ETA: I remember in the modular implicits paper, that there was a lot of wrappering code in structs (that didn’t start off in structs). I wonder if that’s evidence that you really do have to “push up” code to the module level in order to make it work.

octachron then said

You don’t need modular implicits to simplify your code. Your packed module type is equivalent to:

type channel = { input_char: unit -> char; close_in: unit -> unit }
type channel_generator = string ->  channel

We could go fancy and manifest the type with an existential

type 'a channel =
  { open_fn: string -> 'a; input_char: 'a -> char; close_in: 'a -> unit }
type chan = Any: 'a channel -> chan

but this has mainly the advantage to illustrate the fact that you are never using the non-existentially qualified 'a channel which means that in the current version of your code, modular (explicits or) implicits is not a good fit: we are not selecting a module to provide functions for a type, we have an object (aka an existentially qualified record) with some hidden inner type that we never need to know.

c-cube later said

I think it’s kind of counter-productive to want a in_channel type at all. This is what I’ve been doing, more and more:

module type INPUT = sig
  val read_char : unit -> char
  val read : bytes -> int -> int -> int
  val close : unit -> unit

type input = (module INPUT)

let open_file (filename:string) : input =
  let ic = open_in filename in
  (module struct
    let read_char() = input_char ic
    let read = input ic
    let close() = close_in ic

let do_sth (module IN:INPUT) =
  IC.read_char ();
  IC.read …

This behaves like classic objects in other languages and there’s no complicated typing going on (what with each implementation having its own channel type).

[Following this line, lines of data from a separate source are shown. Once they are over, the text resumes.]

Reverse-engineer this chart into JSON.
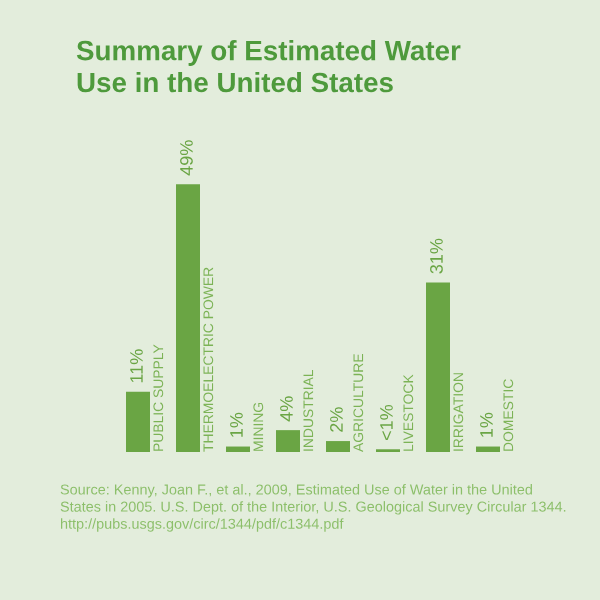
{
  "chart_data": {
    "type": "bar",
    "title": "Summary of Estimated Water\nUse in the United States",
    "categories": [
      "PUBLIC SUPPLY",
      "THERMOELECTRIC POWER",
      "MINING",
      "INDUSTRIAL",
      "AGRICULTURE",
      "LIVESTOCK",
      "IRRIGATION",
      "DOMESTIC"
    ],
    "values": [
      11,
      49,
      1,
      4,
      2,
      0.5,
      31,
      1
    ],
    "value_labels": [
      "11%",
      "49%",
      "1%",
      "4%",
      "2%",
      "<1%",
      "31%",
      "1%"
    ],
    "color": "#6aa544",
    "annotations": [
      "Source: Kenny, Joan F., et al., 2009, Estimated Use of Water in the United\nStates in 2005. U.S. Dept. of the Interior, U.S. Geological Survey Circular 1344.\nhttp://pubs.usgs.gov/circ/1344/pdf/c1344.pdf"
    ]
  }
}
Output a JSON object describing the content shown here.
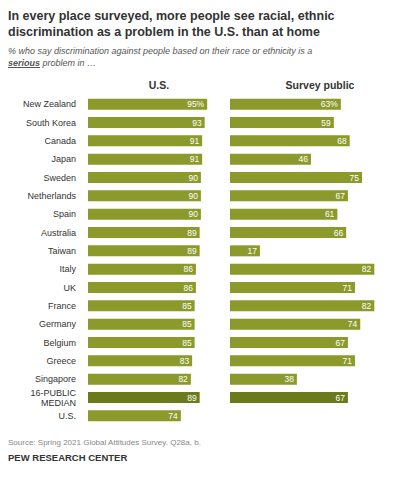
{
  "chart_data": [
    {
      "type": "bar",
      "orientation": "horizontal",
      "title": "In every place surveyed, more people see racial, ethnic\ndiscrimination as a problem in the U.S. than at home",
      "subtitle": "% who say discrimination against people based on their race or ethnicity is a\nserious problem in …",
      "categories": [
        "New Zealand",
        "South Korea",
        "Canada",
        "Japan",
        "Sweden",
        "Netherlands",
        "Spain",
        "Australia",
        "Taiwan",
        "Italy",
        "UK",
        "France",
        "Germany",
        "Belgium",
        "Greece",
        "Singapore",
        "16-PUBLIC\nMEDIAN",
        "U.S."
      ],
      "series": [
        {
          "name": "U.S.",
          "values": [
            95,
            93,
            91,
            91,
            90,
            90,
            90,
            89,
            89,
            86,
            86,
            85,
            85,
            85,
            83,
            82,
            89,
            74
          ],
          "value_labels": [
            "95%",
            "93",
            "91",
            "91",
            "90",
            "90",
            "90",
            "89",
            "89",
            "86",
            "86",
            "85",
            "85",
            "85",
            "83",
            "82",
            "89",
            "74"
          ],
          "colors": [
            "#8B9A2A",
            "#8B9A2A",
            "#8B9A2A",
            "#8B9A2A",
            "#8B9A2A",
            "#8B9A2A",
            "#8B9A2A",
            "#8B9A2A",
            "#8B9A2A",
            "#8B9A2A",
            "#8B9A2A",
            "#8B9A2A",
            "#8B9A2A",
            "#8B9A2A",
            "#8B9A2A",
            "#8B9A2A",
            "#6B7A1A",
            "#8B9A2A"
          ]
        }
      ],
      "xlim": [
        0,
        110
      ],
      "tick_labels": "y",
      "data_labels": true,
      "grid": false,
      "annotations": [
        "Source: Spring 2021 Global Attitudes Survey. Q28a, b.",
        "PEW RESEARCH CENTER"
      ]
    },
    {
      "type": "bar",
      "orientation": "horizontal",
      "categories": [
        "New Zealand",
        "South Korea",
        "Canada",
        "Japan",
        "Sweden",
        "Netherlands",
        "Spain",
        "Australia",
        "Taiwan",
        "Italy",
        "UK",
        "France",
        "Germany",
        "Belgium",
        "Greece",
        "Singapore",
        "16-PUBLIC\nMEDIAN",
        "U.S."
      ],
      "series": [
        {
          "name": "Survey public",
          "values": [
            63,
            59,
            68,
            46,
            75,
            67,
            61,
            66,
            17,
            82,
            71,
            82,
            74,
            67,
            71,
            38,
            67,
            null
          ],
          "value_labels": [
            "63%",
            "59",
            "68",
            "46",
            "75",
            "67",
            "61",
            "66",
            "17",
            "82",
            "71",
            "82",
            "74",
            "67",
            "71",
            "38",
            "67",
            null
          ],
          "colors": [
            "#8B9A2A",
            "#8B9A2A",
            "#8B9A2A",
            "#8B9A2A",
            "#8B9A2A",
            "#8B9A2A",
            "#8B9A2A",
            "#8B9A2A",
            "#8B9A2A",
            "#8B9A2A",
            "#8B9A2A",
            "#8B9A2A",
            "#8B9A2A",
            "#8B9A2A",
            "#8B9A2A",
            "#8B9A2A",
            "#6B7A1A",
            "#8B9A2A"
          ]
        }
      ],
      "xlim": [
        0,
        100
      ],
      "tick_labels": false,
      "data_labels": true,
      "grid": false
    }
  ]
}
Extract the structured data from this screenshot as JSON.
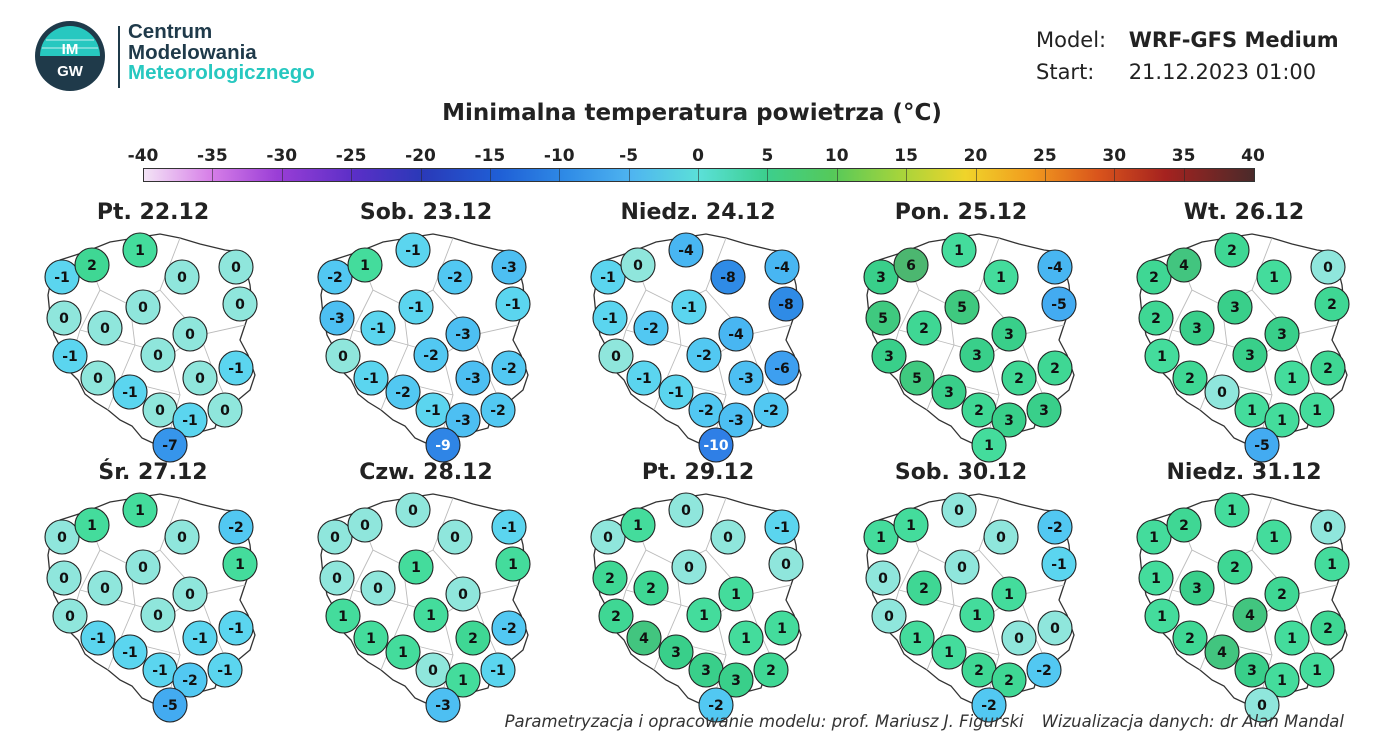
{
  "header": {
    "logo_text": "IMGW",
    "brand_line1": "Centrum",
    "brand_line2": "Modelowania",
    "brand_line3": "Meteorologicznego",
    "model_label": "Model:",
    "model_value": "WRF-GFS Medium",
    "start_label": "Start:",
    "start_value": "21.12.2023 01:00"
  },
  "title": "Minimalna temperatura powietrza (°C)",
  "colorbar": {
    "ticks": [
      "-40",
      "-35",
      "-30",
      "-25",
      "-20",
      "-15",
      "-10",
      "-5",
      "0",
      "5",
      "10",
      "15",
      "20",
      "25",
      "30",
      "35",
      "40"
    ],
    "min": -40,
    "max": 40
  },
  "panels": [
    {
      "label": "Pt. 22.12",
      "values": [
        -1,
        2,
        1,
        0,
        0,
        0,
        0,
        0,
        0,
        0,
        -1,
        0,
        0,
        0,
        -1,
        -1,
        0,
        -1,
        0,
        -7
      ]
    },
    {
      "label": "Sob. 23.12",
      "values": [
        -2,
        1,
        -1,
        -2,
        -3,
        -1,
        -3,
        -1,
        -1,
        -3,
        0,
        -2,
        -1,
        -3,
        -2,
        -2,
        -1,
        -3,
        -2,
        -9
      ]
    },
    {
      "label": "Niedz. 24.12",
      "values": [
        -1,
        0,
        -4,
        -8,
        -4,
        -8,
        -1,
        -2,
        -1,
        -4,
        0,
        -2,
        -1,
        -3,
        -6,
        -1,
        -2,
        -3,
        -2,
        -10
      ]
    },
    {
      "label": "Pon. 25.12",
      "values": [
        3,
        6,
        1,
        1,
        -4,
        -5,
        5,
        2,
        5,
        3,
        3,
        3,
        5,
        2,
        2,
        3,
        2,
        3,
        3,
        1
      ]
    },
    {
      "label": "Wt. 26.12",
      "values": [
        2,
        4,
        2,
        1,
        0,
        2,
        2,
        3,
        3,
        3,
        1,
        3,
        2,
        1,
        2,
        0,
        1,
        1,
        1,
        -5
      ]
    },
    {
      "label": "Śr. 27.12",
      "values": [
        0,
        1,
        1,
        0,
        -2,
        1,
        0,
        0,
        0,
        0,
        0,
        0,
        -1,
        -1,
        -1,
        -1,
        -1,
        -2,
        -1,
        -5
      ]
    },
    {
      "label": "Czw. 28.12",
      "values": [
        0,
        0,
        0,
        0,
        -1,
        1,
        0,
        0,
        1,
        0,
        1,
        1,
        1,
        2,
        -2,
        1,
        0,
        1,
        -1,
        -3
      ]
    },
    {
      "label": "Pt. 29.12",
      "values": [
        0,
        1,
        0,
        0,
        -1,
        0,
        2,
        2,
        0,
        1,
        2,
        1,
        4,
        1,
        1,
        3,
        3,
        3,
        2,
        -2
      ]
    },
    {
      "label": "Sob. 30.12",
      "values": [
        1,
        1,
        0,
        0,
        -2,
        -1,
        0,
        2,
        0,
        1,
        0,
        1,
        1,
        0,
        0,
        1,
        2,
        2,
        -2,
        -2
      ]
    },
    {
      "label": "Niedz. 31.12",
      "values": [
        1,
        2,
        1,
        1,
        0,
        1,
        1,
        3,
        2,
        2,
        1,
        4,
        2,
        1,
        2,
        4,
        3,
        1,
        1,
        0
      ]
    }
  ],
  "credits": {
    "left": "Parametryzacja i opracowanie modelu: prof. Mariusz J. Figurski",
    "right": "Wizualizacja danych: dr Alan Mandal"
  }
}
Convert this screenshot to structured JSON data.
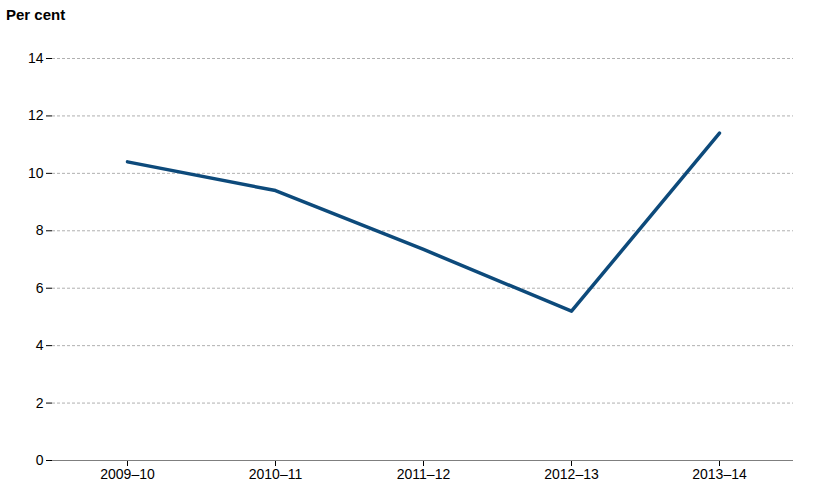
{
  "chart_data": {
    "type": "line",
    "y_label": "Per cent",
    "categories": [
      "2009–10",
      "2010–11",
      "2011–12",
      "2012–13",
      "2013–14"
    ],
    "values": [
      10.4,
      9.4,
      7.35,
      5.2,
      11.4
    ],
    "color": "#0d4a7b",
    "ylim": [
      0,
      14
    ],
    "yticks": [
      0,
      2,
      4,
      6,
      8,
      10,
      12,
      14
    ],
    "grid": true
  }
}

Lwt.5.6.0 (and other Lwt packages)

raphael-proust announced

It is a real pleasure to announce the release of Lwt version 5.6.0 as well as Lwt-domain.0.2.0, Lwt-ppx.2.1.0 and Lwt-react.1.2.0. With this release Lwt is now compatible with OCaml version 5.


Thank you to the many contributors for the fixes, the improvements, and the OCaml5 compatibility! Check out the changelog for full details on each contribution.